Monday, July 7, 2008

A Novel Idea

So I think I discovered several reasons why my writing was going less-than-smoothly:
a) Corporate America is a creativity downer
b) My current living arrangements provide little quiet time and no truly comfortable place to work.
c) I couldn't figure out what genre my book needed to be.
Part of the problem is that there's just too much supernatural stuff going on in my storyline(between the angels and prophecies) to be just general fiction, or even "literary" fiction. I was leaning towards magical realism, but somehow the genre just didn't vibe with my writing style, and I ended up getting frustrated.
Inspiration dawned, however (as it generally will in times of need), when I picked up a series by Anne Bishop, the Black Jewels Trilogy.
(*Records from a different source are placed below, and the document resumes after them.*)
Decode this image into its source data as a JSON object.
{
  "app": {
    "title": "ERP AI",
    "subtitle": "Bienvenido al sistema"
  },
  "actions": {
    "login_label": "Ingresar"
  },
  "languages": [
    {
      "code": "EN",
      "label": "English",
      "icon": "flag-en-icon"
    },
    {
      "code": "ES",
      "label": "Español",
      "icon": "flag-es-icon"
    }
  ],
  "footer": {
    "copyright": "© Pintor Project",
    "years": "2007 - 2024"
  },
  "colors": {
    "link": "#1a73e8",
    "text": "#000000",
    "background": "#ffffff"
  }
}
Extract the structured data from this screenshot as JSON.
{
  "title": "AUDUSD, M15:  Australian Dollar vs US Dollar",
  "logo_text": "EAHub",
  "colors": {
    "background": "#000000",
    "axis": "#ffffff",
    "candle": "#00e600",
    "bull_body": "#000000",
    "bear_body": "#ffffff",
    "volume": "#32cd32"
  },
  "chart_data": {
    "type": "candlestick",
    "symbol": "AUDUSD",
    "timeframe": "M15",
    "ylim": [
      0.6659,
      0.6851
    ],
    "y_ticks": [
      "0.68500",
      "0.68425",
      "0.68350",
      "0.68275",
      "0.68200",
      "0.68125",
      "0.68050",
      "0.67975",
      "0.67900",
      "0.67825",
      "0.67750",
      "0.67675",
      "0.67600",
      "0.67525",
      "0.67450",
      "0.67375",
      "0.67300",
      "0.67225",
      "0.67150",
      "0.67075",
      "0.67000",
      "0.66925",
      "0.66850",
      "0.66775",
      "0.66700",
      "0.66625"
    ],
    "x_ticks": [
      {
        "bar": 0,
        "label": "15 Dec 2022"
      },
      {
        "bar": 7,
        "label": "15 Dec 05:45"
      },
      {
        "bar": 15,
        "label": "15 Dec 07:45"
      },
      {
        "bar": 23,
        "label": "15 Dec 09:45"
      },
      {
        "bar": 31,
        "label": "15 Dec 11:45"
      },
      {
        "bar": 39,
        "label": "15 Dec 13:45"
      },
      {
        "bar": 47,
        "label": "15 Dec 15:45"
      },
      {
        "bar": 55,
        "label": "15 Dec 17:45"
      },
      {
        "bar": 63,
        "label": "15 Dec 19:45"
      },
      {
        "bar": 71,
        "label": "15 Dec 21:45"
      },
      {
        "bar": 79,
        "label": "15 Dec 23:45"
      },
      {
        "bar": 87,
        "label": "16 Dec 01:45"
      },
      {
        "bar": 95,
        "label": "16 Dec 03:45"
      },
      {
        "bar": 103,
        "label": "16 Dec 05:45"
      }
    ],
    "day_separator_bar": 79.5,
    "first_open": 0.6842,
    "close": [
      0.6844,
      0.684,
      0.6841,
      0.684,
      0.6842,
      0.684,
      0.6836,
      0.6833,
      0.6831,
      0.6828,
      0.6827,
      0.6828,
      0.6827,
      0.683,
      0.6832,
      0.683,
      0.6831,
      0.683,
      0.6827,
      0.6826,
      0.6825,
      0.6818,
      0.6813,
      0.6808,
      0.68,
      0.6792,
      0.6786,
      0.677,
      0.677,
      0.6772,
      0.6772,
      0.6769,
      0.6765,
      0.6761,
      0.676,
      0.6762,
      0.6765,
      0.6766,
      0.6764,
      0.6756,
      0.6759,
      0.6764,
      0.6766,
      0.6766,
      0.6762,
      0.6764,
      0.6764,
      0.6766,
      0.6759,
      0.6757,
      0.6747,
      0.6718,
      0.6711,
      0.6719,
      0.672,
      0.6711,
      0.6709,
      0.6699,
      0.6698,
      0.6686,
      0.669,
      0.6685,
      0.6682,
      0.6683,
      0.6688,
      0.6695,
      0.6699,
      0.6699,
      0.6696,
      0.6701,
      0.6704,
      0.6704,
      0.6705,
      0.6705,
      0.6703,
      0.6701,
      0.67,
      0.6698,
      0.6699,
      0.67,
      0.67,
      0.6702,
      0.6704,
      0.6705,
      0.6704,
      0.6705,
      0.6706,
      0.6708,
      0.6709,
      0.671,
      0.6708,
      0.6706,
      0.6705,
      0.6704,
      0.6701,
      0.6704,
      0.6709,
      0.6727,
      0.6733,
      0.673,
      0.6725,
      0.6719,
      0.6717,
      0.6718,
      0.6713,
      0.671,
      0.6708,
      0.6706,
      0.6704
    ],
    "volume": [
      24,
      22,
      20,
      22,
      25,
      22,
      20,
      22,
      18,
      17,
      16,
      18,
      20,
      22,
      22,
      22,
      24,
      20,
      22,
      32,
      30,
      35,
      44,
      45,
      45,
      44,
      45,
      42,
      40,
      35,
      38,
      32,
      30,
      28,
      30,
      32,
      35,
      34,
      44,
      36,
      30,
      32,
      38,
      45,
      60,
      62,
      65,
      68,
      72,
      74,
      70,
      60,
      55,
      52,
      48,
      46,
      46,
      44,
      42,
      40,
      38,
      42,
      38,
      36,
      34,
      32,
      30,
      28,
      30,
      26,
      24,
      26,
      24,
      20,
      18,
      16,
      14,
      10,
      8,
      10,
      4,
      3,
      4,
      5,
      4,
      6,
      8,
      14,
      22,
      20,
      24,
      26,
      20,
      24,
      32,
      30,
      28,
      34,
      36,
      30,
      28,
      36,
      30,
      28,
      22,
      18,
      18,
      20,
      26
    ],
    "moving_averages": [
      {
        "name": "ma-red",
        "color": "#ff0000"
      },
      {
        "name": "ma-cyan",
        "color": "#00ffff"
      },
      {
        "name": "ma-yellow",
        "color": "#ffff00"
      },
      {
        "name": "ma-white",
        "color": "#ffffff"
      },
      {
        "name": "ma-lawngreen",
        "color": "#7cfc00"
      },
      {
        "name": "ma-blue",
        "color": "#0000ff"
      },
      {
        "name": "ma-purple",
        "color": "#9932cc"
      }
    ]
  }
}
I used to read quite a bit of fantasy, but grew bored when all of the books I picked up had the same basic storyline over and over again. Bishop's series, however, incorporated entirely new ideas, including a new take on the same-old Christian mythos. The series explores the more practical details behind the the often-generalized "darker" realms, such as the laws that would govern behavior in hell (because it can't just be a free-for-all). Anyway, long story short, I wouldn't claim that they were the best books every written, and I skimmed through parts of them, but they got me thinking: why couldn't my book be a fantasy novel?
After all, I'd be in the best of company: both C.S. Lewis and J.R.R. Tolkien used the fantasy genre to explore Christian ideas. The genre lends itself to the type of grandiose metaphors that theology requires, and where else can a talking lion walk around paraphrasing Jesus without it being a farce?
Anyway, the novel is now officially a fantasy story, and it's flowing much more smoothly. The problem before had always been trying to determine if the reader should believe that the main character--who is speaking to angels--is crazy, or whether she truly is a prophet. She was always questioning whether or not she needed to be institutionalized, but if the reader doubted her sanity, it undermined her efforts completely. Regardless, the problem is solved by making it entirely plausible that she would be speaking to angels, and the creative juices are flowing freely--I officially have 1/5 of the rough draft written, which may not seem like all that much to some people, but when a book is going to have 45 chapters, it takes a while to get anything finished.

1 comment:

Homero said...

Your musing about 'magical realism' (a genre I personally I find boring) make me think of the recent Pulitzer prize winning novel, "The Brief Wondrous Life of Oscar Wao" which blends many types of genres, from humor to drama, to romance, to yes, even some magical realism. You should read it.

(And your story sounds like something I've been outlining for a few months! Stop reading my mind!)